A satellite is orbiting very close to a planet. Its periodic time depends only on

To solve the problem of determining what the periodic time of a satellite orbiting very close to a planet depends on, we can follow these steps: ### Step-by-Step Solution: 1. **Understand the Scenario**: - A satellite is orbiting very close to a planet. This means that the radius of the satellite's orbit is approximately equal to the radius of the planet. 2. **Identify Relevant Forces**: - The gravitational force acting on the satellite provides the necessary centripetal force for its circular motion.
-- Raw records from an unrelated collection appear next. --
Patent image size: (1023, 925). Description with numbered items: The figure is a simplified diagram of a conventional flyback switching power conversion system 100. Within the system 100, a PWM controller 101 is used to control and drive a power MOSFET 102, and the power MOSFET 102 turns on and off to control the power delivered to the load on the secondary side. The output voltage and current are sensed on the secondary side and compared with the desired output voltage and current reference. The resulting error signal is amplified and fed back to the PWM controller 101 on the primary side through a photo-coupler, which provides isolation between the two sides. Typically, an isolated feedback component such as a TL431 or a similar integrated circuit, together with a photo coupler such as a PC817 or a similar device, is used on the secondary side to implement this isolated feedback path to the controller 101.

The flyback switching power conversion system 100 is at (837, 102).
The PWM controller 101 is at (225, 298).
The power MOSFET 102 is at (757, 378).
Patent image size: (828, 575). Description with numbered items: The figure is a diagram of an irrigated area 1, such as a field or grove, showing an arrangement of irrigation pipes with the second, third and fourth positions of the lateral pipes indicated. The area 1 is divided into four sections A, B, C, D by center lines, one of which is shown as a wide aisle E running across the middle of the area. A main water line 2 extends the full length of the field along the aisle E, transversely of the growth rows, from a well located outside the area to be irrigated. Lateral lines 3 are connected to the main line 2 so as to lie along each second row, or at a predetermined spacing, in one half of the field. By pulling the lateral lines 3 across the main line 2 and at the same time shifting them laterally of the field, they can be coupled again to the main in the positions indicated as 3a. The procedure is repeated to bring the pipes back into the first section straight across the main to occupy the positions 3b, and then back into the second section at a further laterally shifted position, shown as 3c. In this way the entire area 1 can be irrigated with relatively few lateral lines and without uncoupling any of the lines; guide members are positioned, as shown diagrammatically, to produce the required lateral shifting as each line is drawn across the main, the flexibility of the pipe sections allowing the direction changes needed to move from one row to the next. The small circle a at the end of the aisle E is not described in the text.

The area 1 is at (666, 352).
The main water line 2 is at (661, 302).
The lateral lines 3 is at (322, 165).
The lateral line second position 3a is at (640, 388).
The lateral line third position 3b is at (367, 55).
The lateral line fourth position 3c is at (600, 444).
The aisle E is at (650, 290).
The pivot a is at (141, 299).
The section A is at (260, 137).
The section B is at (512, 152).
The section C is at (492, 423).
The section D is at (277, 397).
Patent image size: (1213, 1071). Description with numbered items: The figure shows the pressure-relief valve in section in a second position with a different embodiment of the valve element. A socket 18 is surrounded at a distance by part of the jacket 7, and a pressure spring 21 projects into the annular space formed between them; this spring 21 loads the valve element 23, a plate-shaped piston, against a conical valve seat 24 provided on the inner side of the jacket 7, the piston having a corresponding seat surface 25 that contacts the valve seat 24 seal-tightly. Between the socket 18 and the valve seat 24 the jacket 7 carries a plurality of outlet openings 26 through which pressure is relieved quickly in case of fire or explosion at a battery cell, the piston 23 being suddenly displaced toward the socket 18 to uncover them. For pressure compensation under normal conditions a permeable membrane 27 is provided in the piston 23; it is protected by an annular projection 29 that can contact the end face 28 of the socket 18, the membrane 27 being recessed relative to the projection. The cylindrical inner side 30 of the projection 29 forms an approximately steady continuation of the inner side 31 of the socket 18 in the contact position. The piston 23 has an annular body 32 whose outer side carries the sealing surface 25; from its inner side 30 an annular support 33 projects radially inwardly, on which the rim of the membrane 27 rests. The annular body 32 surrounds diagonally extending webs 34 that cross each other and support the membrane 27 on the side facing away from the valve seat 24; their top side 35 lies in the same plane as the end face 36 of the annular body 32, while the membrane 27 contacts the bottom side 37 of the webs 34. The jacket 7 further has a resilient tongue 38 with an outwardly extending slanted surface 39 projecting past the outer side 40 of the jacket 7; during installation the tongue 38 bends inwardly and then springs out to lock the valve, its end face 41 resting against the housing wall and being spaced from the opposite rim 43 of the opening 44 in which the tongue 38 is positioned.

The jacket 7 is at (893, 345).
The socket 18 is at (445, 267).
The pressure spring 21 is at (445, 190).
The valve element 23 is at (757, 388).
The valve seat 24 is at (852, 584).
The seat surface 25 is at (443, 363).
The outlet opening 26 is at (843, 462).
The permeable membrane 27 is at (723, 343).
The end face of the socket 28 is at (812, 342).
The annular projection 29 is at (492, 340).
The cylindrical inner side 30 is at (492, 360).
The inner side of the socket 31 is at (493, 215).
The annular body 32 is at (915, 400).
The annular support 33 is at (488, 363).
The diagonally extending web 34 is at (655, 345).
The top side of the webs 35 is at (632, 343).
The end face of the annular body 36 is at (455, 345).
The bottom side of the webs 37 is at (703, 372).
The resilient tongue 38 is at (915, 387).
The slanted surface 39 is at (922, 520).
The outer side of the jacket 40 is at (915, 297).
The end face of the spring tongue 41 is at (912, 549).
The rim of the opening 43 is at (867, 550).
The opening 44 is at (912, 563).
The gravitational force can be expressed as: \[ F_g = \frac{G M_p M_s}{r^2} \] where \( G \) is the gravitational constant, \( M_p \) is the mass of the planet, \( M_s \) is the mass of the satellite, and \( r \) is the radius of the planet (approximately equal to the radius of the satellite's orbit). 3. **Centripetal Force Requirement**: - The centripetal force required for the satellite to maintain its circular orbit is given by: \[ F_c = \frac{M_s v^2}{r} \] - Setting the gravitational force equal to the centripetal force: \[ \frac{G M_p M_s}{r^2} = \frac{M_s v^2}{r} \] 4. **Canceling Mass of Satellite**: - We can cancel \( M_s \) from both sides (assuming \( M_s \neq 0 \)): \[ \frac{G M_p}{r^2} = \frac{v^2}{r} \] 5. **Rearranging for Velocity**: - Rearranging gives us: \[ v^2 = \frac{G M_p}{r} \] 6. **Relate Velocity to Angular Velocity**: - The relationship between linear velocity \( v \) and angular velocity \( \omega \) is: \[ v = r \omega \] - Substituting this into the equation gives: \[ (r \omega)^2 = \frac{G M_p}{r} \] - Simplifying leads to: \[ r^2 \omega^2 = \frac{G M_p}{r} \] \[ \omega^2 = \frac{G M_p}{r^3} \] 7. **Finding the Period**: - The period \( T \) of the satellite's orbit is related to angular velocity by: \[ T = \frac{2\pi}{\omega} \] - Substituting for \( \omega \): \[ T = 2\pi \sqrt{\frac{r^3}{G M_p}} \] 8. **Expressing Mass of the Planet**: - The mass of the planet can be expressed in terms of its density \( \rho \) and volume: \[ M_p = \rho \cdot \frac{4}{3} \pi r^3 \] - Substituting this into the period equation gives: \[ T = 2\pi \sqrt{\frac{r^3}{G \left(\rho \cdot \frac{4}{3} \pi r^3\right)}} \] - This simplifies to: \[ T = 2\pi \sqrt{\frac{3}{4\pi G \rho}} \] 9. **Conclusion**: - The periodic time \( T \) depends only on the density \( \rho \) of the planet and the gravitational constant \( G \). ### Final Answer: The periodic time of a satellite orbiting very close to a planet depends only on the density of the planet.